Although they are critical infrastructure systems, water and wastewater systems tend to lack resources and abilities to implement and maintain thorough cybersecurity protocols. “The U.S. water sector, which spans 150,000 public water systems, has often struggled to find the cash and personnel to deal with hacking threats,” CNN reported.

Ninety-three percent of public water systems serve less than 3,000 people each, and because most water utilities are run by municipalities, it means they have little funding dedicated to hiring cybersecurity staff and offering employees even basic cyber training, according to Axios. Many of these systems also operate on legacy systems that can be difficult to upgrade, Axios added.

“The lack of fundamental cybersecurity precautions in many facilities poses a significant risk, potentially turning a minor breach into a major disruption. Ensuring the resilience of our water infrastructure against cyber threats is not just a matter of national security, but also of public health and safety, requiring collaborative efforts at all levels of government and between the public and private sectors,” Emily Phelps, director at Cyware, noted in an emailed statement.

In the letter, Regan and Sullivan asked for support from the states in maintaining the security of these systems. The letter asked for cooperation between the EPA and state, local, tribal, and territorial entities in evaluating current cybersecurity practices, identifying weaknesses, reducing risks, training for potential incidents, and responding and recovering from a cyberattack.
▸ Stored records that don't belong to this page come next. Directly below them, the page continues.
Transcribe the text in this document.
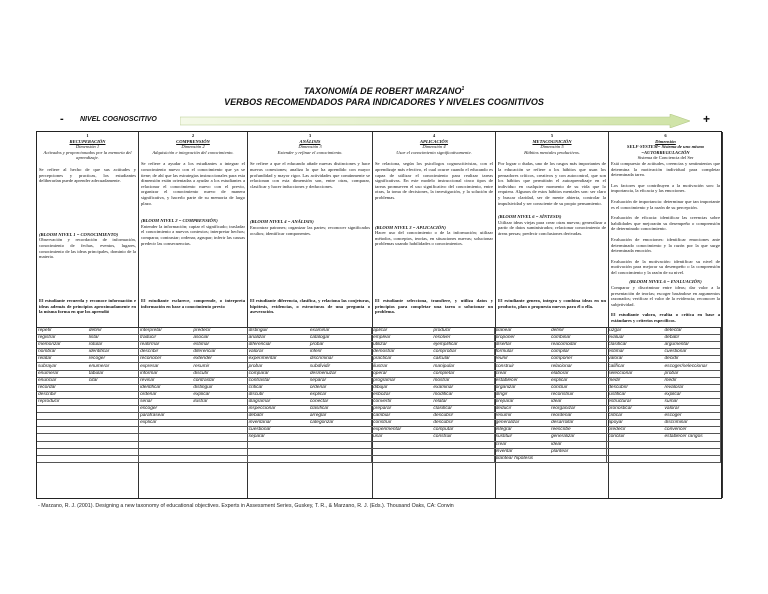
TAXONOMÍA DE ROBERT MARZANO$^1$
VERBOS RECOMENDADOS PARA INDICADORES Y NIVELES COGNITIVOS
- NIVEL COGNOSCITIVO	+
1
RECUPERACIÓN
Dimensión 1
Activados y proporcionados por la memoria del aprendizaje.
Se refiere al hecho de que sus actitudes y percepciones y practicas, los estudiantes deliberarían puede aprender adecuadamente.
(BLOOM NIVEL 1 = CONOCIMIENTO)
Observación y recordación de información, conocimiento de fechas, eventos, lugares, conocimiento de las ideas principales, dominio de la materia.
El estudiante recuerda y reconoce información e ideas además de principios aproximadamente en la misma forma en que los aprendió
2
COMPRENSIÓN
Dimensión 2
Adquisición e integración del conocimiento.
Se refiere a ayudar a los estudiantes a integrar el conocimiento nuevo con el conocimiento que ya se tiene; de ahí que las estrategias instruccionales para esta dimensión están orientadas a ayudar a los estudiantes a relacionar el conocimiento nuevo con el previo, organizar el conocimiento nuevo de manera significativa, y hacerlo parte de su memoria de largo plazo.
(BLOOM NIVEL 2 = COMPRENSIÓN)
Entender la información; captar el significado; trasladar el conocimiento a nuevos contextos; interpretar hechos; comparar, contrastar; ordenar, agrupar; inferir las causas predecir las consecuencias.
El estudiante esclarece, comprende, o interpreta información en base a conocimiento previo
3
ANÁLISIS
Dimensión 3
Extender y refinar el conocimiento.
Se refiere a que el educando añade nuevas distinciones y hace nuevas conexiones; analiza lo que ha aprendido con mayor profundidad y mayor rigor. Las actividades que comúnmente se relacionan con esta dimensión son, entre otras, comparar, clasificar y hacer inducciones y deducciones.
(BLOOM NIVEL 4 = ANÁLISIS)
Encontrar patrones; organizar las partes; reconocer significados ocultos; identificar componentes.
El estudiante diferencia, clasifica, y relaciona las conjeturas, hipótesis, evidencias, o estructuras de una pregunta o aseveración.
4
APLICACIÓN
Dimensión 4
Usar el conocimiento significativamente.
Se relaciona, según los psicólogos cognoscitivistas, con el aprendizaje más efectivo, el cual ocurre cuando el educando es capaz de utilizar el conocimiento para realizar tareas significativas. En este modelo instruccional cinco tipos de tareas promueven el uso significativo del conocimiento, entre otras, la toma de decisiones, la investigación, y la solución de problemas.
(BLOOM NIVEL 3 = APLICACIÓN)
Hacer uso del conocimiento o de la información; utilizar métodos, conceptos, teorías, en situaciones nuevas; solucionar problemas usando habilidades o conocimientos.
El estudiante selecciona, transfiere, y utiliza datos y principios para completar una tarea o solucionar un problema.
5
METACOGNICIÓN
Dimensión 5
Hábitos mentales productivos.
Por lograr o dudas, uno de los rasgos más importantes de la educación se refiere a los hábitos que usan los pensadores críticos, creativos y con autocontrol, que son los hábitos que permitirán el autoaprendizaje en el individuo en cualquier momento de su vida que lo requiera. Algunos de estos hábitos mentales son: ser claro y buscar claridad, ser de mente abierta, controlar la impulsividad y ser consciente de su propio pensamiento.
(BLOOM NIVEL 6 = SÍNTESIS)
Utilizar ideas viejas para crear otras nuevas; generalizar a partir de datos suministrados; relacionar conocimiento de áreas persas; predecir conclusiones derivadas.
El estudiante genera, integra y combina ideas en un producto, plan o propuesta nuevos para él o ella.
6
Dimensión
SELF-SYSTEM= Sistema de uno mismo =AUTORREGULACIÓN
Sistema de Conciencia del Ser
Está compuesto de actitudes, creencias y sentimientos que determina la motivación individual para completar determinada tarea.
Los factores que contribuyen a la motivación son: la importancia, la eficacia y las emociones.
Evaluación de importancia: determinar que tan importante es el conocimiento y la razón de su percepción.
Evaluación de eficacia: identificar las creencias sobre habilidades que mejorarán su desempeño o comprensión de determinado conocimiento.
Evaluación de emociones: identificar emociones ante determinado conocimiento y la razón por la que surge determinada emoción.
Evaluación de la motivación: identificar su nivel de motivación para mejorar su desempeño o la comprensión del conocimiento y la razón de su nivel.
(BLOOM NIVEL 6 = EVALUACIÓN)
Comparar y discriminar entre ideas; dar valor a la presentación de teorías; escoger basándose en argumentos razonados; verificar el valor de la evidencia; reconocer la subjetividad.
El estudiante valora, evalúa o critica en base a estándares y criterios específicos.
repetir	definir	interpretar	predecir	distinguir	examinar	aplicar	producir	planear	definir	juzgar	detectar
registrar	listar	traducir	asociar	analizar	catalogar	emplear	resolver	proponer	combinar	evaluar	debatir
memorizar	rotular	reafirmar	estimar	diferenciar	probar	utilizar	ejemplificar	diseñar	reacomodar	clasificar	argumentar
nombrar	identificar	describir	diferenciar	valorar	inferir	demostrar	comprobar	formular	compilar	estimar	cuestionar
relatar	recoger	reconocer	extender	experimentar	discriminar	practicar	calcular	reunir	componer	valorar	decidir
subrayar	enumerar	expresar	resumir	probar	subdividir	ilustrar	manipular	construir	relacionar	calificar	escoger/seleccionar
enumerar	tabular	informar	discutir	comparar	desmenuzar	operar	completar	crear	elaborar	seleccionar	probar
enunciar	citar	revisar	contrastar	contrastar	separar	programar	mostrar	establecer	explicar	medir	medir
recordar		identificar	distinguir	criticar	ordenar	dibujar	examinar	organizar	concluir	descubrir	revalorar
describir		ordenar	explicar	discutir	explicar	esbozar	modificar	dirigir	reconstruir	justificar	explicar
reproducir		seriar	ilustrar	diagramar	conectar	convertir	relatar	preparar	idear	estructurar	sumar
		escoger		inspeccionar	clasificar	preparar	clasificar	deducir	reorganizar	pronosticar	valorar
		parafrasear		debatir	arreglar	cambiar	descubrir	resumir	reordenar	criticar	escoger
		explicar		inventariar	categorizar	construir	descubrir	generalizar	desarrollar	apoyar	discriminar
				cuestionar		experimentar	computar	integrar	reescribe	predecir	convencer
				separar		usar	construir	sustituir	generalizar	concluir	establecer rangos
								crear	idear		
								inventar	plantear		
								plantear hipótesis			
- Marzano, R. J. (2001). Designing a new taxonomy of educational objectives. Experts in Assessment Series, Guskey, T. R., & Marzano, R. J. (Eds.). Thousand Oaks, CA: Corwin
The administration also invited governors and certain state officials to a virtual meeting on 21 March to discuss the current state of cybersecurity practices among these systems and where improvements can be made. “The National Security Council (NSC) and EPA are encouraging all states to join this dialogue to drive rapid improvements to water cybersecurity and reinforce collaboration between state and federal entities and water systems,” the EPA said in a press release.
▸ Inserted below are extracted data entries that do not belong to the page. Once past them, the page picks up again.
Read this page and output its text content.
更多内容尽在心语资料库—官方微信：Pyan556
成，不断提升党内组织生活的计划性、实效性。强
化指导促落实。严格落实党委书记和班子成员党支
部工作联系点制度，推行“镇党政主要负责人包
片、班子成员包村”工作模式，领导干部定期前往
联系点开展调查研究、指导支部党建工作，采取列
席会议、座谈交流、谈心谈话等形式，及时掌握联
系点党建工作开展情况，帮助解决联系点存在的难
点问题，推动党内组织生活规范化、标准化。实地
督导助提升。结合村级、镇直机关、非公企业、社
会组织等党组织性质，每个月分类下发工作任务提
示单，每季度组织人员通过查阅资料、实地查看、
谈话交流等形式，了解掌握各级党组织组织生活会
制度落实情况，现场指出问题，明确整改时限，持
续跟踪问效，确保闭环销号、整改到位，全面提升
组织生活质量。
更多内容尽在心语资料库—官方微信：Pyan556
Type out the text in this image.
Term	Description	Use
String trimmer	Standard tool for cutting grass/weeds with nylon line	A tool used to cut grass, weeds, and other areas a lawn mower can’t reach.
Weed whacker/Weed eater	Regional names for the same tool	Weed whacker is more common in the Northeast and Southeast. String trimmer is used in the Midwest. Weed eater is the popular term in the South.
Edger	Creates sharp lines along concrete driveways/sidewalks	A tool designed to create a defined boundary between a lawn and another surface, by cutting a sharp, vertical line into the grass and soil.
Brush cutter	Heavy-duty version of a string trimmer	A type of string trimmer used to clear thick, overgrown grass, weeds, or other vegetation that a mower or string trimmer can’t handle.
The two threats that the administration pointed to stemmed from the Iranian Government Islamic Revolutionary Guard Corps (IRGC) and the People’s Republic of China (PRC).

Threat actors with ties to the IRGC previously carried out cyberattacks against critical infrastructure in the United States. “In these attacks, IRGC-affiliated cyber actors targeted and disabled a common type of operational technology used at water facilities where the facility had neglected to change a default manufacturer password,” the letter said.

The other highlighted group is Volt Typhoon, a PRC state-sponsored cyber group with a history of compromising information technology of multiple U.S. critical infrastructure systems. “Federal departments and agencies assess with high confidence that Volt Typhoon actors are pre-positioning themselves to disrupt critical infrastructure operations in the event of geopolitical tensions and/or military conflicts,” the administration wrote.

The administration also pointed to actions, guidance, tools, training, resources, and technical assistance available to water and wastewater systems from the U.S. Department of Homeland Security’s Cybersecurity and Infrastructure Security Agency (CISA) and the EPA.

In early 2023, the EPA tried to require that water utilities adhere to stricter cybersecurity rules, however, the agency withdrew the rule in October after three Republican state attorneys general asked courts to review the rule, which the U.S. Court of Appeals for the 8th Circuit granted.